Summary:	app-admin/sshguard with app-admin/metalog - fails to parse logs on day numbers starting with 0
Product:	Gentoo Linux	Reporter:	Amyas <phyoure>
Component:	Current packages	Assignee:	Gentoo Netmon project <netmon>
Status:	RESOLVED FIXED
Severity:	normal	Keywords:	PATCH
Priority:	Normal
Version:	unspecified
Hardware:	All
OS:	Linux
Whiteboard:
Package list:		Runtime testing required:	---
Attachments:	patch for sshguard-1.5-r2.ebuild

Description Amyas 2014-08-03 23:37:35 UTC

Created attachment 382190 [details, diff]
patch for sshguard-1.5-r2.ebuild

See http://sourceforge.net/p/sshguard/mailman/message/30545709/

Reproducible: always

Steps to reproduce: 
1) emerge sshguard
2) env SSHGUARD_DEBUG=foo /usr/sbin/sshguard #this runs sshguard in interactive debug mode
3) #Paste this string into the console and press enter: "Aug 03 17:24:50 [sshd] error: PAM: authentication failure for mario from 6.6.6.0"

Expected behavior: There should be a response including the string "Matched address 6.6.6.0:4 attacking service 100, dangerousness 10."

Actual behavior: The above string does not appear in the response.


Comments:

This occurs because the sshguard source has a regex typo that does not recognize 2 digit day numbers starting with 0, so sshguard will fail to recognize metalog logs of ssh brute force attacks on any single-digit day.

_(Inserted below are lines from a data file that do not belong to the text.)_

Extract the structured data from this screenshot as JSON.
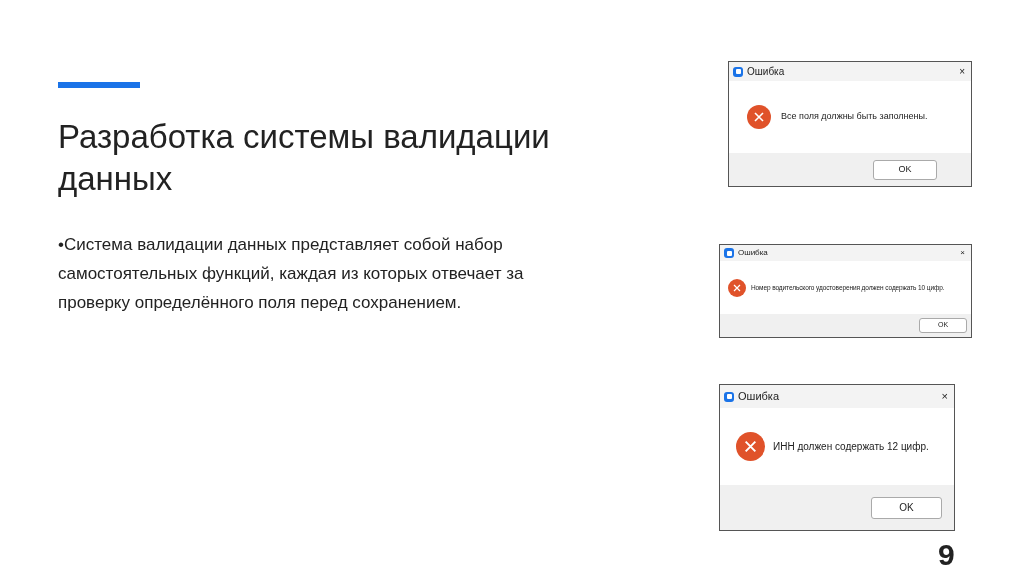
{
  "slide": {
    "title": "Разработка системы валидации данных",
    "body": "•Система валидации данных представляет собой набор самостоятельных функций, каждая из которых отвечает за проверку определённого поля перед сохранением.",
    "page_number": "9"
  },
  "dialogs": [
    {
      "title": "Ошибка",
      "close": "×",
      "message": "Все поля должны быть заполнены.",
      "button": "OK"
    },
    {
      "title": "Ошибка",
      "close": "×",
      "message": "Номер водительского удостоверения должен содержать 10 цифр.",
      "button": "OK"
    },
    {
      "title": "Ошибка",
      "close": "×",
      "message": "ИНН должен содержать 12 цифр.",
      "button": "OK"
    }
  ]
}
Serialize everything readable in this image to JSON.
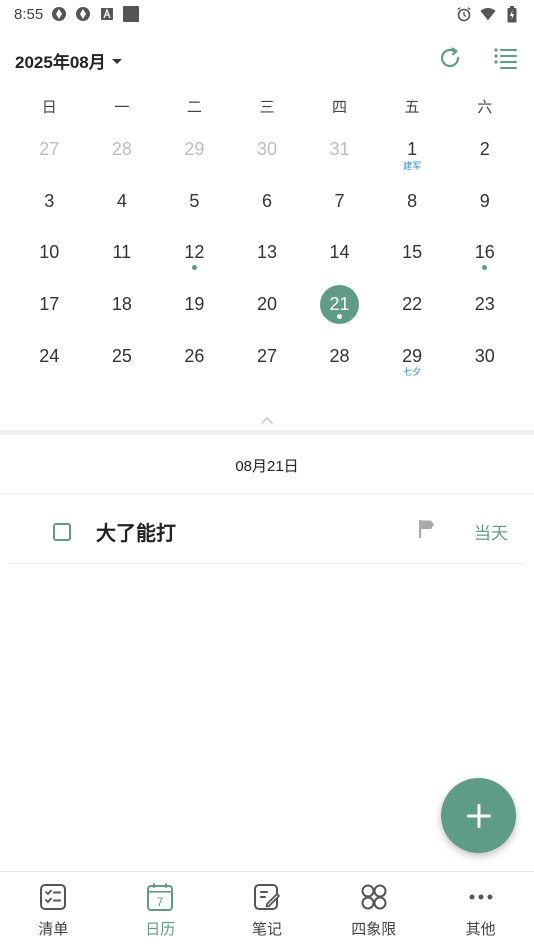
{
  "status_bar": {
    "time": "8:55"
  },
  "header": {
    "month_title": "2025年08月"
  },
  "weekdays": [
    "日",
    "一",
    "二",
    "三",
    "四",
    "五",
    "六"
  ],
  "calendar": {
    "days": [
      {
        "n": "27",
        "muted": true
      },
      {
        "n": "28",
        "muted": true
      },
      {
        "n": "29",
        "muted": true
      },
      {
        "n": "30",
        "muted": true
      },
      {
        "n": "31",
        "muted": true
      },
      {
        "n": "1",
        "sub": "建军"
      },
      {
        "n": "2"
      },
      {
        "n": "3"
      },
      {
        "n": "4"
      },
      {
        "n": "5"
      },
      {
        "n": "6"
      },
      {
        "n": "7"
      },
      {
        "n": "8"
      },
      {
        "n": "9"
      },
      {
        "n": "10"
      },
      {
        "n": "11"
      },
      {
        "n": "12",
        "dot": true
      },
      {
        "n": "13"
      },
      {
        "n": "14"
      },
      {
        "n": "15"
      },
      {
        "n": "16",
        "dot": true
      },
      {
        "n": "17"
      },
      {
        "n": "18"
      },
      {
        "n": "19"
      },
      {
        "n": "20"
      },
      {
        "n": "21",
        "selected": true,
        "dot": true
      },
      {
        "n": "22"
      },
      {
        "n": "23"
      },
      {
        "n": "24"
      },
      {
        "n": "25"
      },
      {
        "n": "26"
      },
      {
        "n": "27"
      },
      {
        "n": "28"
      },
      {
        "n": "29",
        "sub": "七夕"
      },
      {
        "n": "30"
      }
    ]
  },
  "selected_date": "08月21日",
  "task": {
    "title": "大了能打",
    "when": "当天"
  },
  "bottom_nav": [
    {
      "label": "清单",
      "icon": "checklist-icon"
    },
    {
      "label": "日历",
      "icon": "calendar-icon",
      "active": true
    },
    {
      "label": "笔记",
      "icon": "note-icon"
    },
    {
      "label": "四象限",
      "icon": "quadrant-icon"
    },
    {
      "label": "其他",
      "icon": "more-icon"
    }
  ],
  "colors": {
    "accent": "#5f9c86",
    "festival": "#2a8fd6",
    "muted": "#bdbdbd"
  }
}
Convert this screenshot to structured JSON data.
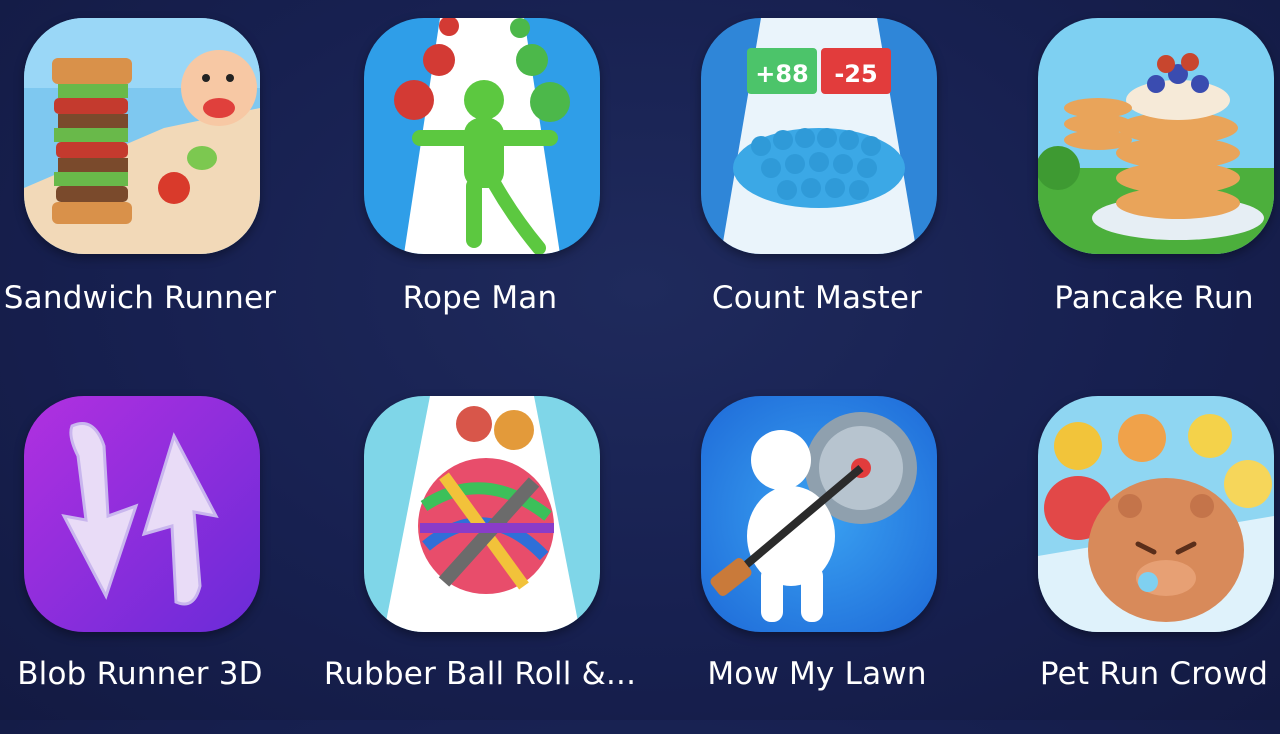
{
  "apps": [
    {
      "name": "Sandwich Runner",
      "icon": "sandwich-runner-icon"
    },
    {
      "name": "Rope Man",
      "icon": "rope-man-icon"
    },
    {
      "name": "Count Master",
      "icon": "count-master-icon",
      "gates": [
        "+88",
        "-25"
      ]
    },
    {
      "name": "Pancake Run",
      "icon": "pancake-run-icon"
    },
    {
      "name": "Blob Runner 3D",
      "icon": "blob-runner-3d-icon"
    },
    {
      "name": "Rubber Ball Roll &...",
      "icon": "rubber-ball-roll-icon"
    },
    {
      "name": "Mow My Lawn",
      "icon": "mow-my-lawn-icon"
    },
    {
      "name": "Pet Run Crowd",
      "icon": "pet-run-crowd-icon"
    }
  ]
}
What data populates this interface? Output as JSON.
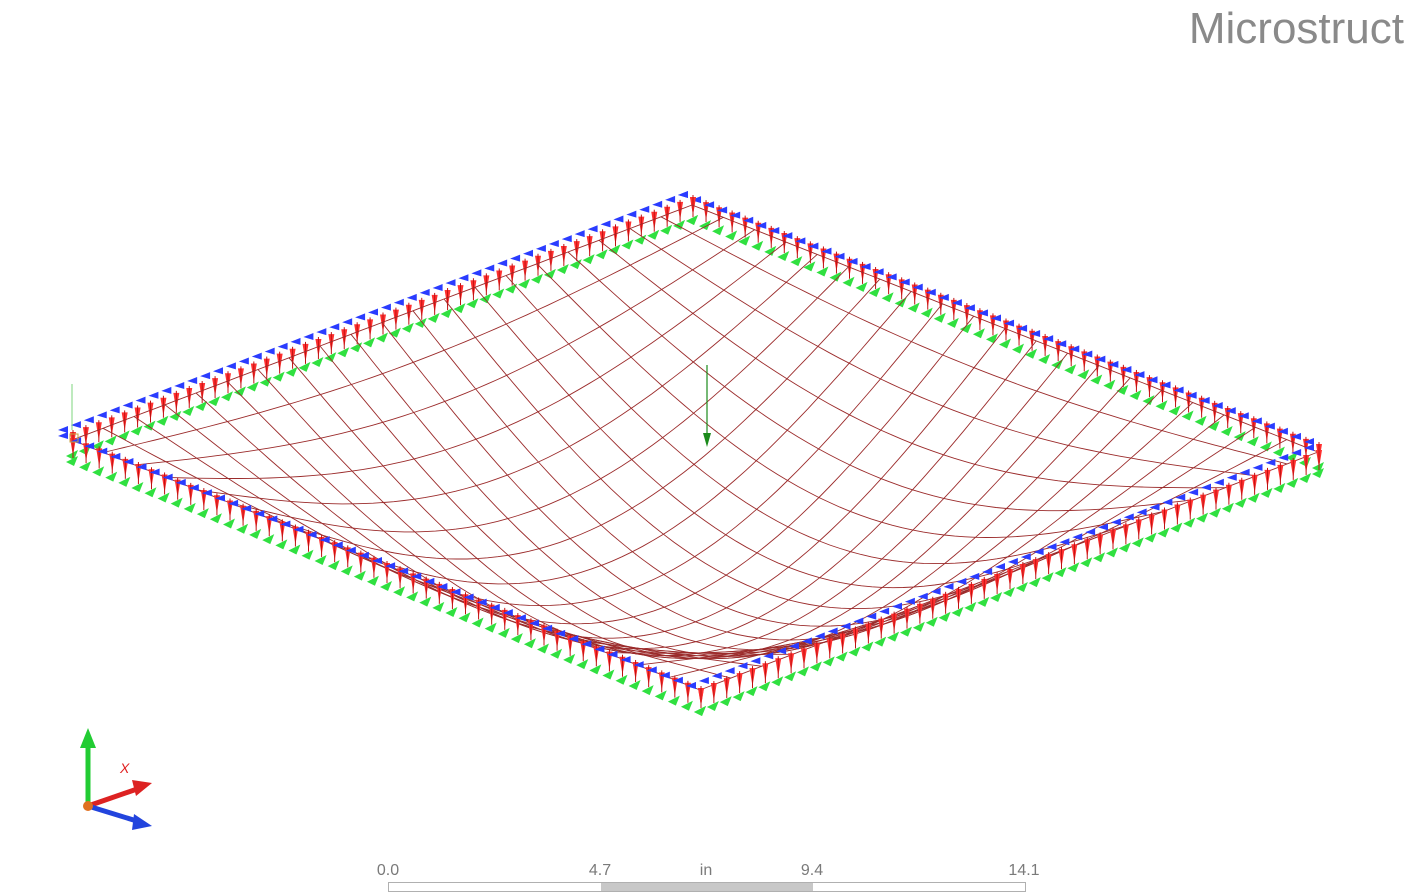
{
  "brand": {
    "text": "Microstruct"
  },
  "scale_bar": {
    "ticks": [
      "0.0",
      "4.7",
      "9.4",
      "14.1"
    ],
    "unit": "in"
  },
  "triad": {
    "x_label": "X"
  },
  "model": {
    "mesh_divisions": 20,
    "colors": {
      "mesh": "#9b2b2b",
      "constraint_red": "#ff3030",
      "constraint_green": "#30e040",
      "constraint_blue": "#2a3cff",
      "load_arrow": "#1a8a1a"
    }
  }
}
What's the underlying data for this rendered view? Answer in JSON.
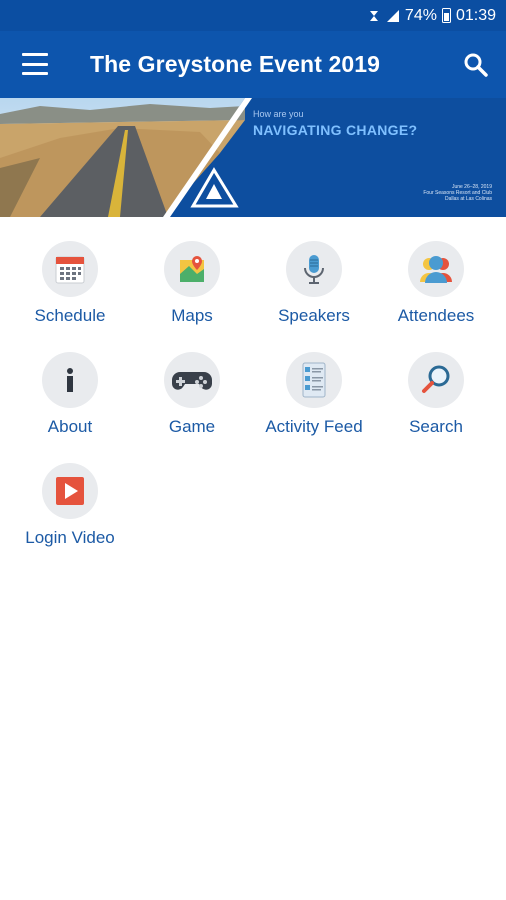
{
  "status_bar": {
    "battery": "74%",
    "time": "01:39"
  },
  "app_bar": {
    "title": "The Greystone Event 2019"
  },
  "banner": {
    "question": "How are you",
    "headline": "NAVIGATING CHANGE?",
    "details_line1": "June 26–28, 2019",
    "details_line2": "Four Seasons Resort and Club",
    "details_line3": "Dallas at Las Colinas"
  },
  "menu": {
    "items": [
      {
        "label": "Schedule",
        "icon": "calendar-icon"
      },
      {
        "label": "Maps",
        "icon": "map-icon"
      },
      {
        "label": "Speakers",
        "icon": "microphone-icon"
      },
      {
        "label": "Attendees",
        "icon": "people-icon"
      },
      {
        "label": "About",
        "icon": "info-icon"
      },
      {
        "label": "Game",
        "icon": "gamepad-icon"
      },
      {
        "label": "Activity Feed",
        "icon": "activity-feed-icon"
      },
      {
        "label": "Search",
        "icon": "magnifier-icon"
      },
      {
        "label": "Login Video",
        "icon": "play-video-icon"
      }
    ]
  },
  "colors": {
    "status_bar": "#0b4ea2",
    "app_bar": "#0d55ad",
    "label_text": "#1c5aa5",
    "icon_circle": "#e9ebee"
  }
}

This very trivial bug has been reported upstream and a patch has been submitted in the sourceforge link above over a year ago, but has not been fixed yet. However, a simple sed command in the ebuild would do the trick. Attached is a patch for the latest ebuild (1.5-r2) that inserts the sed command.

Amyas

Comment 1 Jeroen Roovers (RETIRED) gentoo-dev

2014-08-05 10:13:08 UTC

Comment on attachment 382190 [details, diff]
patch for sshguard-1.5-r2.ebuild

Please attach a unified diff next time

Comment 2 Jeroen Roovers (RETIRED) gentoo-dev

2014-08-05 10:22:39 UTC

Applied in -r3. Thanks for the patch!